Dr. Seth P. Lerner, professor of urology and lead author of the research, emphasized the significance of these findings: "These insights can help expand the population that can be treated effectively and improve overall patient outcomes." Dr. Matthew V. Holt, director of the Lester and Sue Smith Breast Center Proteomics Laboratory at Baylor, echoed this excitement, saying, "We were excited about the findings."
These scientific advances are set against a sobering national backdrop. According to the American Cancer Society, more than 2 million new cancer cases are expected in the U.S. this year alone, with an estimated 618,000 deaths. Cancer-related medical costs are projected to exceed $200 billion annually, underscoring the immense human and economic toll of the disease.
Amid these challenges, the federal government is taking action to address cancer risks in a critical population: military aircrew. The ACES Act, now law, mandates the Secretary of Veterans Affairs to conduct a comprehensive study of cancer and mortality rates among aircrew members who have served in the Navy, Air Force, and Marine Corps.
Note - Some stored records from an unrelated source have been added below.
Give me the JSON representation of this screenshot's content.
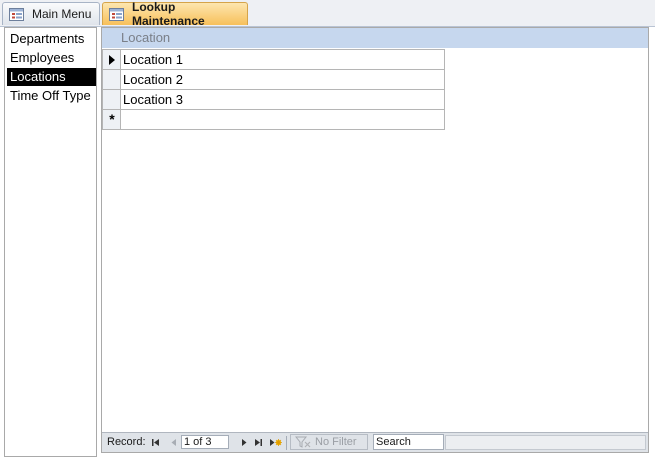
{
  "tabs": [
    {
      "label": "Main Menu",
      "icon": "form-icon",
      "active": false
    },
    {
      "label": "Lookup Maintenance",
      "icon": "form-icon",
      "active": true
    }
  ],
  "nav_list": {
    "items": [
      "Departments",
      "Employees",
      "Locations",
      "Time Off Type"
    ],
    "selected": "Locations"
  },
  "datasheet": {
    "column_header": "Location",
    "rows": [
      "Location 1",
      "Location 2",
      "Location 3"
    ],
    "new_row_marker": "*"
  },
  "record_nav": {
    "label": "Record:",
    "position": "1 of 3",
    "filter_label": "No Filter",
    "search_placeholder": "Search"
  },
  "colors": {
    "active_tab": "#f7c05a",
    "header_band": "#c6d7ee",
    "selected_item_bg": "#000000"
  }
}
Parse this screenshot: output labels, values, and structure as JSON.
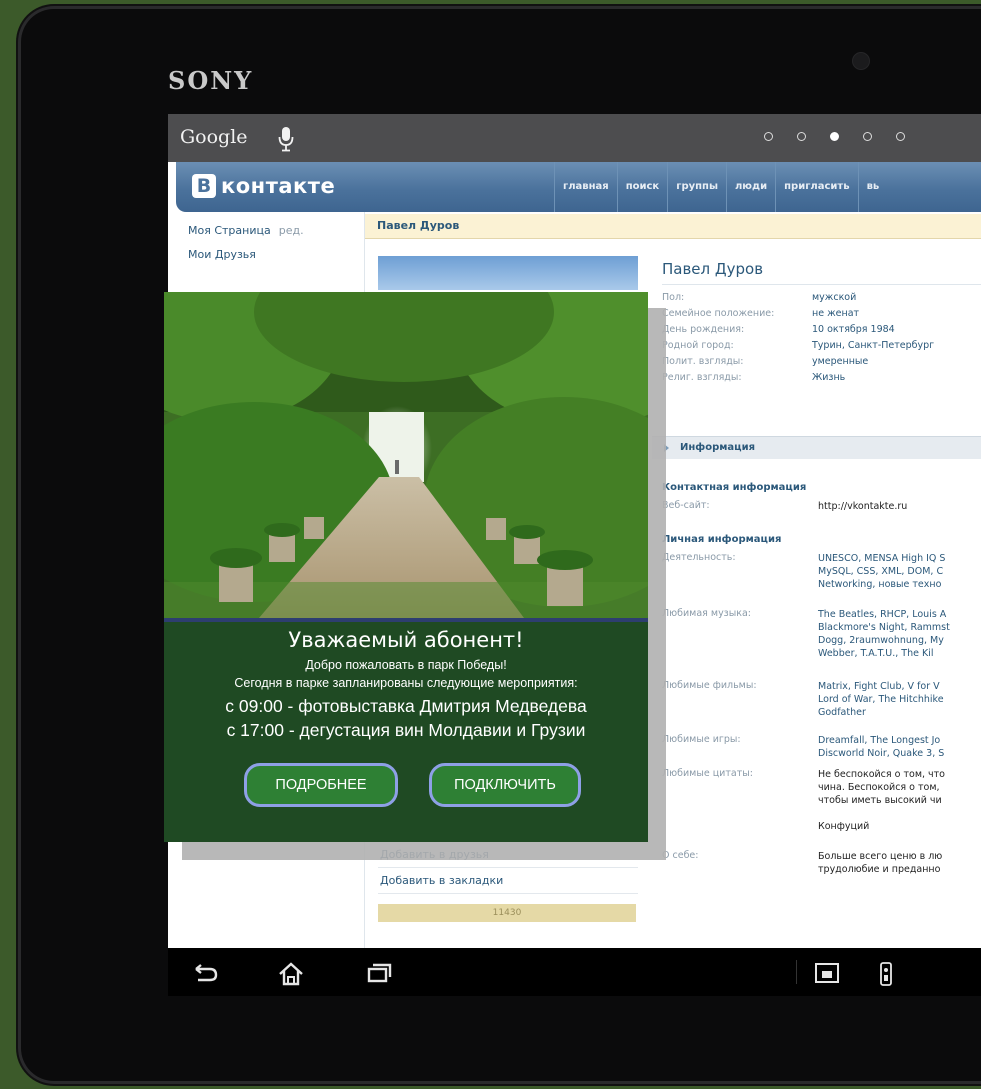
{
  "device": {
    "brand": "SONY"
  },
  "search_bar": {
    "label": "Google"
  },
  "vk": {
    "logo_letter": "В",
    "logo_text": "контакте",
    "nav": [
      "главная",
      "поиск",
      "группы",
      "люди",
      "пригласить",
      "вь"
    ],
    "left_menu": [
      {
        "label": "Моя Страница",
        "sub": "ред."
      },
      {
        "label": "Мои Друзья",
        "sub": ""
      }
    ],
    "profile_bar_title": "Павел Дуров",
    "profile_name": "Павел Дуров",
    "basic_info": [
      {
        "label": "Пол:",
        "value": "мужской"
      },
      {
        "label": "Семейное положение:",
        "value": "не женат"
      },
      {
        "label": "День рождения:",
        "value": "10 октября 1984"
      },
      {
        "label": "Родной город:",
        "value": "Турин, Санкт-Петербург"
      },
      {
        "label": "Полит. взгляды:",
        "value": "умеренные"
      },
      {
        "label": "Религ. взгляды:",
        "value": "Жизнь"
      }
    ],
    "section_title": "Информация",
    "contact_heading": "Контактная информация",
    "website": {
      "label": "Веб-сайт:",
      "value": "http://vkontakte.ru"
    },
    "personal_heading": "Личная информация",
    "activity": {
      "label": "Деятельность:",
      "lines": [
        "UNESCO, MENSA High IQ S",
        "MySQL, CSS, XML, DOM, C",
        "Networking, новые техно"
      ]
    },
    "music": {
      "label": "Любимая музыка:",
      "lines": [
        "The Beatles, RHCP, Louis A",
        "Blackmore's Night, Rammst",
        "Dogg, 2raumwohnung, My",
        "Webber, T.A.T.U., The Kil"
      ]
    },
    "films": {
      "label": "Любимые фильмы:",
      "lines": [
        "Matrix, Fight Club, V for V",
        "Lord of War, The Hitchhike",
        "Godfather"
      ]
    },
    "games": {
      "label": "Любимые игры:",
      "lines": [
        "Dreamfall, The Longest Jo",
        "Discworld Noir, Quake 3, S"
      ]
    },
    "quotes": {
      "label": "Любимые цитаты:",
      "lines": [
        "Не беспокойся о том, что",
        "чина. Беспокойся о том,",
        "чтобы иметь высокий чи",
        "",
        "Конфуций"
      ]
    },
    "about": {
      "label": "О себе:",
      "lines": [
        "Больше всего ценю в лю",
        "трудолюбие и преданно"
      ]
    },
    "photo_links": [
      "Добавить в друзья",
      "Добавить в закладки"
    ],
    "rating": "11430"
  },
  "popup": {
    "title": "Уважаемый абонент!",
    "line1": "Добро пожаловать в парк Победы!",
    "line2": "Сегодня в парке запланированы следующие мероприятия:",
    "event1": "с 09:00 - фотовыставка Дмитрия Медведева",
    "event2": "с 17:00 - дегустация вин Молдавии и Грузии",
    "btn_more": "ПОДРОБНЕЕ",
    "btn_connect": "ПОДКЛЮЧИТЬ"
  },
  "colors": {
    "vk_blue": "#4b729c",
    "popup_green": "#1f4a23",
    "button_green": "#2e8034",
    "button_border": "#8ea0e6"
  }
}
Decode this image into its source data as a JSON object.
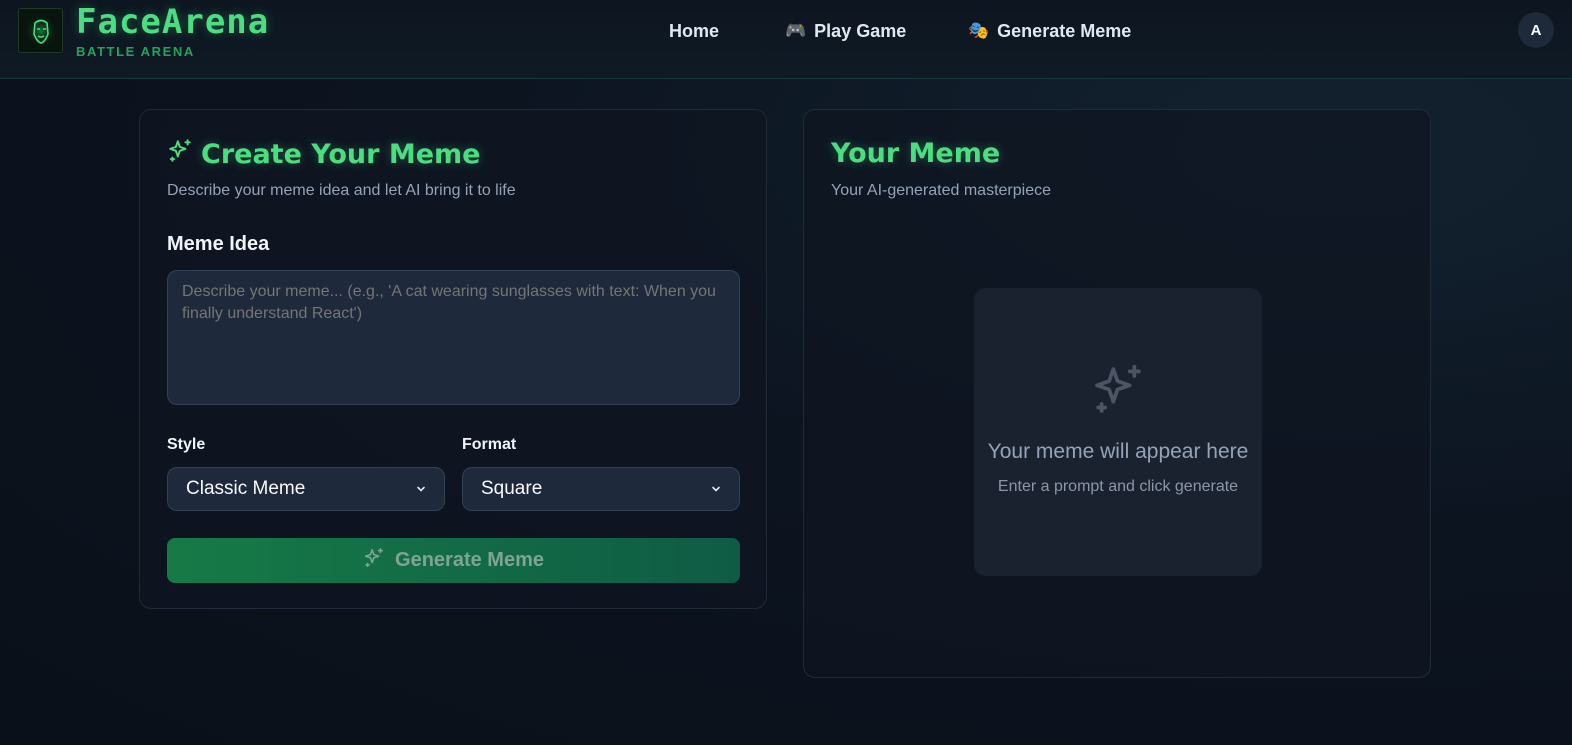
{
  "brand": {
    "name": "FaceArena",
    "tagline": "BATTLE ARENA"
  },
  "nav": {
    "items": [
      {
        "label": "Home",
        "icon": ""
      },
      {
        "label": "Play Game",
        "icon": "🎮"
      },
      {
        "label": "Generate Meme",
        "icon": "🎭"
      }
    ]
  },
  "user": {
    "avatar_initial": "A"
  },
  "create_card": {
    "title": "Create Your Meme",
    "subtitle": "Describe your meme idea and let AI bring it to life",
    "idea_label": "Meme Idea",
    "idea_placeholder": "Describe your meme... (e.g., 'A cat wearing sunglasses with text: When you finally understand React')",
    "idea_value": "",
    "style_label": "Style",
    "style_value": "Classic Meme",
    "format_label": "Format",
    "format_value": "Square",
    "generate_label": "Generate Meme"
  },
  "result_card": {
    "title": "Your Meme",
    "subtitle": "Your AI-generated masterpiece",
    "placeholder_title": "Your meme will appear here",
    "placeholder_sub": "Enter a prompt and click generate"
  },
  "colors": {
    "accent": "#4ade80",
    "button_gradient_start": "#167a46",
    "button_gradient_end": "#0f5c45",
    "background": "#0b111c"
  },
  "icons": {
    "logo": "face-logo-icon",
    "sparkles": "sparkles-icon",
    "chevron": "chevron-down-icon"
  }
}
The legislation is a direct response to an Air Force study that found higher rates of melanoma, thyroid cancer, and prostate cancer among aviators and aircrew compared to the general population.
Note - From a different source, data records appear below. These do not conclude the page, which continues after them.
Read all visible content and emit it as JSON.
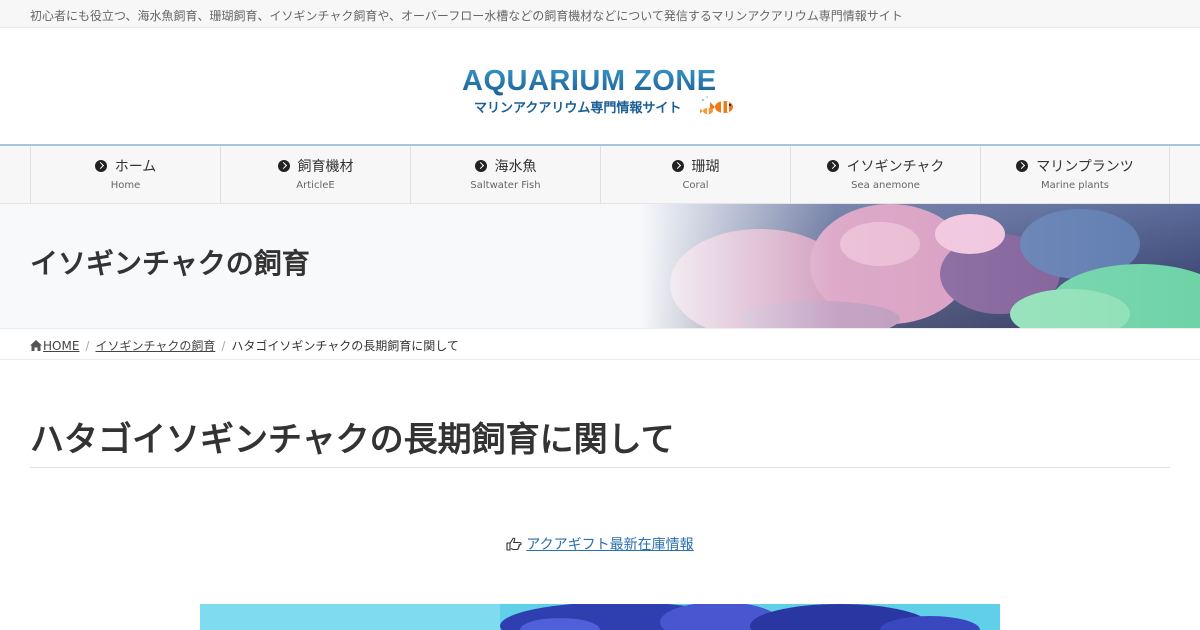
{
  "topbar": {
    "tagline": "初心者にも役立つ、海水魚飼育、珊瑚飼育、イソギンチャク飼育や、オーバーフロー水槽などの飼育機材などについて発信するマリンアクアリウム専門情報サイト"
  },
  "logo": {
    "title": "AQUARIUM ZONE",
    "subtitle": "マリンアクアリウム専門情報サイト"
  },
  "nav": {
    "items": [
      {
        "label": "ホーム",
        "sub": "Home"
      },
      {
        "label": "飼育機材",
        "sub": "ArticleE"
      },
      {
        "label": "海水魚",
        "sub": "Saltwater Fish"
      },
      {
        "label": "珊瑚",
        "sub": "Coral"
      },
      {
        "label": "イソギンチャク",
        "sub": "Sea anemone"
      },
      {
        "label": "マリンプランツ",
        "sub": "Marine plants"
      }
    ]
  },
  "hero": {
    "category_title": "イソギンチャクの飼育"
  },
  "breadcrumb": {
    "home": "HOME",
    "category": "イソギンチャクの飼育",
    "current": "ハタゴイソギンチャクの長期飼育に関して"
  },
  "post": {
    "title": "ハタゴイソギンチャクの長期飼育に関して",
    "promo_link": "アクアギフト最新在庫情報"
  },
  "icons": {
    "nav": "chevron-circle-right-icon",
    "breadcrumb_home": "home-icon",
    "promo": "hand-pointing-right-icon"
  },
  "colors": {
    "logo_blue": "#1b5f93",
    "link_blue": "#2a6fb0",
    "nav_border": "#a9c6e0"
  }
}
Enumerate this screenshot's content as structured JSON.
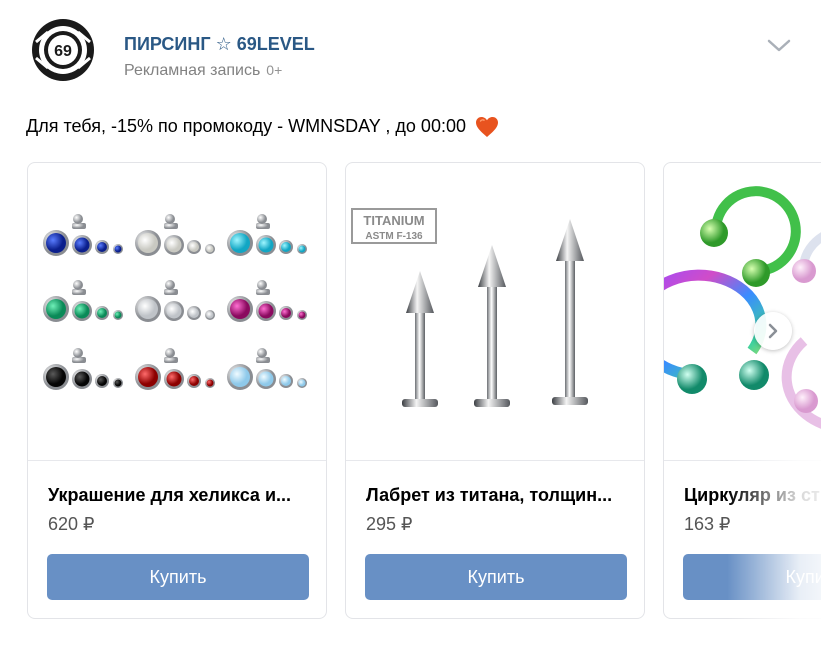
{
  "post": {
    "author": "ПИРСИНГ ☆ 69LEVEL",
    "subtitle": "Рекламная запись",
    "age_rating": "0+",
    "avatar_text": "69",
    "text": "Для тебя, -15% по промокоду - WMNSDAY , до 00:00",
    "emoji": "heart-emoji"
  },
  "products": [
    {
      "title": "Украшение для хеликса и...",
      "price": "620 ₽",
      "button": "Купить"
    },
    {
      "title": "Лабрет из титана, толщин...",
      "price": "295 ₽",
      "button": "Купить",
      "badge_line1": "TITANIUM",
      "badge_line2": "ASTM F-136"
    },
    {
      "title": "Циркуляр из ст",
      "price": "163 ₽",
      "button": "Купить"
    }
  ],
  "colors": {
    "link": "#2a5885",
    "button": "#6890c5",
    "muted": "#828282"
  },
  "icons": [
    "chevron-down-icon",
    "chevron-right-icon",
    "heart-icon"
  ]
}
The ACES Act will focus on these specific cancers and others, with the goal of understanding whether military service and unique occupational exposures contribute to increased risks. The bill was introduced by U.S. Senators Mark Kelly (D-Arizona), a former Navy pilot, and Tom Cotton (R-Arkansas), an Army infantry officer. The bipartisan nature of the effort was not lost on its champions.
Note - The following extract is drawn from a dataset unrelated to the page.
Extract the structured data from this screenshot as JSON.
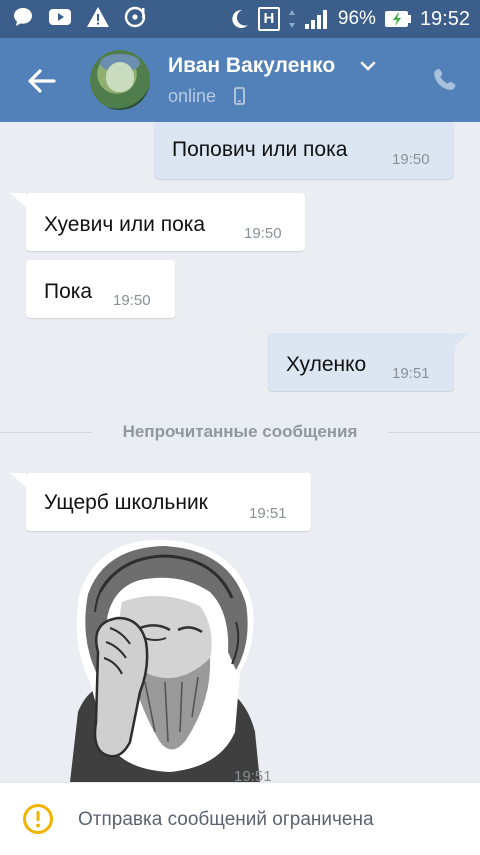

"Veteran aviators and aircrews deserve answers about the correlation between their job and cancer risks," Senator Kelly said. "Getting this across the finish line has been a bipartisan effort from the start, and I’m proud to see this bill become law so we can deliver real answers and accountability for those who served." Senator Cotton added, "We owe it to past, present, and future aviators in the armed forces to study the prevalence of cancer among this group of veterans."
The ACES Act has also garnered strong support from veterans’ organizations and advocacy groups. Jose Ramos, vice president for government and community relations at the Wounded Warrior Project, called the law a "critical step toward ensuring that veterans receive timely diagnoses, specialized screenings and the care they have earned." Theo Lawson, assistant director of legislative programs for the Fleet Reserve Association, described it as "vital legislation that directs critical research into cancer risks among military aircrew, ensuring better care and support for our aviators who have served our nation."
As new therapies like TAR-200 offer hope for more effective cancer treatment and federal initiatives like the ACES Act promise greater understanding and support for at-risk groups, the landscape of cancer care in the United States is shifting. While challenges remain, these developments mark important steps forward—both in the laboratory and in the halls of government. Patients, veterans, and their families will be watching closely as these efforts unfold, hoping that the next chapter in the war on cancer brings even more progress and fewer lives lost.